Gangguan Tulang dan Masalah Gigi
Demi menjaga kadar kalsium tetap stabil di dalam darah, tubuh memiliki mekanisme otomatis untuk “meminjam” kalsium dari tempat penyimpanan utamanya, yaitu tulang dan gigi. Jika kondisi itu berlangsung lama, tulang menjadi keropos, rapuh, dan memicu risiko patah tulang. Kekurangan kalsium juga bisa melemahkan lapisan enamel gigi, memicu gigi mudah berlubang, dan menyebabkan gangguan pada kesehatan gusi.

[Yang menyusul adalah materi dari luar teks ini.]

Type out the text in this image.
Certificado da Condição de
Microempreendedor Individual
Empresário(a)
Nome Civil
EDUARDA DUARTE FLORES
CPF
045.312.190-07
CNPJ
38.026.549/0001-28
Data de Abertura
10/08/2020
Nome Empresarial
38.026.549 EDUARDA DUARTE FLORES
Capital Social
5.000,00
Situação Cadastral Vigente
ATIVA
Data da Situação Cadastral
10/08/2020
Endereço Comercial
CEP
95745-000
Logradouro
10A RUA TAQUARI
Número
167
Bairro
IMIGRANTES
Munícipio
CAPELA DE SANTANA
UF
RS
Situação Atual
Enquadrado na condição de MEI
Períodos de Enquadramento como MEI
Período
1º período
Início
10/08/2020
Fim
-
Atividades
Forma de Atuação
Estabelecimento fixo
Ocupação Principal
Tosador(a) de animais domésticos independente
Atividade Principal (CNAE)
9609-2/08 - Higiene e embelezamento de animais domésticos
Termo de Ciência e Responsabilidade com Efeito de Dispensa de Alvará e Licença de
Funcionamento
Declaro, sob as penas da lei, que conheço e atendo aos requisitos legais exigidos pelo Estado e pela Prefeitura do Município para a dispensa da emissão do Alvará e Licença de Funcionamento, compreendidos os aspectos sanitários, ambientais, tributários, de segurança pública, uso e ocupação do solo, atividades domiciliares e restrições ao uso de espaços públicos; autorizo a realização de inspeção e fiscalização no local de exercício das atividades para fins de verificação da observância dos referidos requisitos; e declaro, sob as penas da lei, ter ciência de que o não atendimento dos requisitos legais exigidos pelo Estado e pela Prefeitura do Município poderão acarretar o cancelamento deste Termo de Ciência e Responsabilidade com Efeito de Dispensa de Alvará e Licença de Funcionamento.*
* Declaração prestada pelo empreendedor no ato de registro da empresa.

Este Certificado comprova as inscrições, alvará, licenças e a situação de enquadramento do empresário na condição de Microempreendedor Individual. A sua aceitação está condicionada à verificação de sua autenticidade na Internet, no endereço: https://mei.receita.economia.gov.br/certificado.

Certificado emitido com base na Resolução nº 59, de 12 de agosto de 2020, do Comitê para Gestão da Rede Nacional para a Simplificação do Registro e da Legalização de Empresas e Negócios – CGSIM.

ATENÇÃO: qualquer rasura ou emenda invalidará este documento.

Perubahan Suasana Hati dan Gangguan Kognitif
Kalsium memegang peran krusial dalam proses neurotransmisi, yaitu cara sel-sel otak saling berkomunikasi. Kekurangan kalsium dalam jangka panjang bisa mengganggu kondisi mental dan fungsi kognitif. Kamu akan mengalami brain fog (kabut otak), kebingungan, dan gangguan ingatan. Perubahan emosi yang drastis seperti mudah tersinggung, kecemasan berlebih, dan depresi. Pada kasus yang sangat jarang dan parah, penderita bisa mengalami halusinasi.
Kejang Otot, Masalah Pernapasan, dan Gangguan Irama Jantung
Meski gejala awal hipokalsemia cenderung ringan, kasus yang dibiarkan tanpa penanganan bisa berkembang menjadi kondisi darurat medis yang mengancam jiwa. Otot-otot tenggorokan bisa mengalami kejang (laringospasme) yang berakibat pada penyempitan saluran napas dan kesulitan bernapas secara ekstrem. Kalsium menjadi penggerak sinyal listrik otot jantung. Kekurangan mineral ini memicu palpitasi (jantung berdebar keras) dan aritmia (irama jantung tidak teratur).
Penyakit yang disebabkan oleh kekurangan kalsium dapat dicegah dan diobati dengan mengonsumsi makanan yang kaya akan kalsium dan melakukan olahraga teratur. Selain itu, penting untuk melakukan pemeriksaan kesehatan secara teratur untuk mendeteksi gejala kekurangan kalsium sejak dini.